According to Nan Tian, China has decreased its purchases of foreign military technology and hardware around the world in recent years as the country has caught up militarily and produces its own. The US’ recent strategy to stop China might be too late, he says. However, Motor Sich shows that China still might be interested in some foreign companies in some areas – such as the development of its engines.
The US has provided Ukraine with $1.5 billion in military support from 2014 to 2019 to help it modernise its military, according to the nonpartisan Congressional Research Service.
The US plays a crucial role in Ukraine’s struggle with Russia, and it could be a reason for Ukraine’s position on Motor Sich. However, China has also become a much bigger economic player in Ukraine over the years. According to Ukrainian State Customs Service, China was Ukraine’s largest trading partner in 2020 with 11.6 per cent of all trade. The US numbers are much lower.
“We need to see the big picture here”, says Yuan Jiang. “For Ukraine, it is not about a small military company. It is about its relations with the US. Of course, China is much less involved in Ukraine’s politics, or I would like to say China may be reluctant to be involved in Ukraine’s politics. This time, Ukraine’s political concerns may have overtaken their economic concerns. It seems like they have decided to give them this to make them happy. After all, Ukraine is strongly dependent on American help overall.”
What happens next?
Andrey Buzarov, who is a Ukrainian expert with the KyivStratPro analytical group, has a different analysis about what is going on. He does not think US pressure made Ukraine impose recent sanctions against the Chinese investors.

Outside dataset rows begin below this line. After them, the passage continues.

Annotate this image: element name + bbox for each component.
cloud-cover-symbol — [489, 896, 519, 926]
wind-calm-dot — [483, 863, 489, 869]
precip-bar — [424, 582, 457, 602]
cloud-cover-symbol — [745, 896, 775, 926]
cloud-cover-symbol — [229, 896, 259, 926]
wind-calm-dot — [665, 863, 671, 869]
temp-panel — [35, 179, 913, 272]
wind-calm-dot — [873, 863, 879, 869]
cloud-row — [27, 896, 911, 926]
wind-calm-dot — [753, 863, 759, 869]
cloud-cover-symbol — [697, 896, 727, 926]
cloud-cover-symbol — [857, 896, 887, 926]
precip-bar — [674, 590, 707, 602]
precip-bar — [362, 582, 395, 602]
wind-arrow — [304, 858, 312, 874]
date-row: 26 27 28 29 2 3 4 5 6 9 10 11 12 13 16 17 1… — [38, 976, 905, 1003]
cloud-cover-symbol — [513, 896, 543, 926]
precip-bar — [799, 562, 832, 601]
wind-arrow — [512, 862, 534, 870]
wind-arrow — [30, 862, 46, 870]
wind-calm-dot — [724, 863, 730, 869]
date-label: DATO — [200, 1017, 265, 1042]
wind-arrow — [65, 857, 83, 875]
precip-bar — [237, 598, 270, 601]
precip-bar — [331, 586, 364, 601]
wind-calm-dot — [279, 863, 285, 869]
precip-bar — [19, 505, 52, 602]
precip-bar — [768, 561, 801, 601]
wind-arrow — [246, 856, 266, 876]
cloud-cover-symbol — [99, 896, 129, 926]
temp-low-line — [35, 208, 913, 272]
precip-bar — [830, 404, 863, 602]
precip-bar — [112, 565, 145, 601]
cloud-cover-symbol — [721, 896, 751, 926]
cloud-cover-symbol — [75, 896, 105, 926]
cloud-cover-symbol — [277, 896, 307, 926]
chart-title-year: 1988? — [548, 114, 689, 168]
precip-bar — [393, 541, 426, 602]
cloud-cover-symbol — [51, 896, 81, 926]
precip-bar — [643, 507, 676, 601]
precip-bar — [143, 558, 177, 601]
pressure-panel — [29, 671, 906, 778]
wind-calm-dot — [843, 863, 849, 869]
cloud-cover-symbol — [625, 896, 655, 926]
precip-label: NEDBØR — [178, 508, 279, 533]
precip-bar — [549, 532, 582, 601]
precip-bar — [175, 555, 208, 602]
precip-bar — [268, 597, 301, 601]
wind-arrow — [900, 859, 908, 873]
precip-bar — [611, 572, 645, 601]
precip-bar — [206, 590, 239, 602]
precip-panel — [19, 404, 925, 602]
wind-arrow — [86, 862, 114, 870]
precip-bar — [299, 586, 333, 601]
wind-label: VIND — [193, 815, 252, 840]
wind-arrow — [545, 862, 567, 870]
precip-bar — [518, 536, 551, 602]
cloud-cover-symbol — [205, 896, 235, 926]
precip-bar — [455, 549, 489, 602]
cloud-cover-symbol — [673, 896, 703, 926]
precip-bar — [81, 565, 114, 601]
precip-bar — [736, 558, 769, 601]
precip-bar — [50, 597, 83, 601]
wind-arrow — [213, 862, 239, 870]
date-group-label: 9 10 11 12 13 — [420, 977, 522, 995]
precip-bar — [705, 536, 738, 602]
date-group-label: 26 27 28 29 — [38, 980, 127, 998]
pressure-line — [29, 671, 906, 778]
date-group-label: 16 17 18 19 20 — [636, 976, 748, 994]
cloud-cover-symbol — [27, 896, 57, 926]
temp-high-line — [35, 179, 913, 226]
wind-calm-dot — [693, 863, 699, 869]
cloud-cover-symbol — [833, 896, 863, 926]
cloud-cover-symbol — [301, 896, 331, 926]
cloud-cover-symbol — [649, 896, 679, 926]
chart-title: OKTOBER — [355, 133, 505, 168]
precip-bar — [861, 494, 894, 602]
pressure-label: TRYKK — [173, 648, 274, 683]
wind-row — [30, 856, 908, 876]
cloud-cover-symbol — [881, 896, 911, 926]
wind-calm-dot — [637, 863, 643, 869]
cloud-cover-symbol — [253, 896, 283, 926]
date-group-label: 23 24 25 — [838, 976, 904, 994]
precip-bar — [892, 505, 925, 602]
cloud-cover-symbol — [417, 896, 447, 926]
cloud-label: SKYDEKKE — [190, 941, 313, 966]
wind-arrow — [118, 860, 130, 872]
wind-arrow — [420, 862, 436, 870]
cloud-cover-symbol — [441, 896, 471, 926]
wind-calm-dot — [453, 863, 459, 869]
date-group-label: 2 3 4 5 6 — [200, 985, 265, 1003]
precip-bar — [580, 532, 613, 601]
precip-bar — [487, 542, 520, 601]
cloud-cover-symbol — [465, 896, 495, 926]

While he agrees the US has been pressuring Ukraine for a long time, he believes the reason for the Motor Sich decision is due to the Ukrainian President wanting to send a signal to the new US President Joe Biden that he is on his side.
Iuliia Mendel, the press secretary for Zelenskyy’s administration, told Euronews that Ukraine has not been under any pressure from the US. Instead, she says the case is a matter of “protecting our state”.
“Let’s look at these things as sensibly as possible,” she wrote. “This is a Ukrainian strategic enterprise. It is absolutely logical that such enterprises should retain their significance. Based on this alone, certain action was needed at the state level. Ukraine does not accept pressure from other states; it independently solves both domestic issues and those of international importance. That is why there was no pressure, this is our policy aimed at preserving strategic enterprises.”
She also said that “the misunderstanding in the Motor Sich case, which was provoked by the actions of certain people more than three years ago, is being resolved diplomatically and will not affect the sincere and strong relations between the two countries (China and Ukraine).”
Wang Wenbin, a spokesman for China’s Foreign Ministry, commented on the Ukrainian sanctions against the Chinese investors. “We noted relevant reports. China always opposes unilateral sanctions on Chinese enterprises by foreign governments,” Wenbin said on Monday.
“We hope the Ukrainian side will uphold the legal rights and interests of Chinese enterprises and investors.”
According to Buzarov, it is likely that the relationship between Ukraine and China will “now be put on ice”.
“I think that this will freeze the relationship between Ukraine and China,” says Buzarov, who fears that China now to a larger extent will ally with Russia against Ukraine.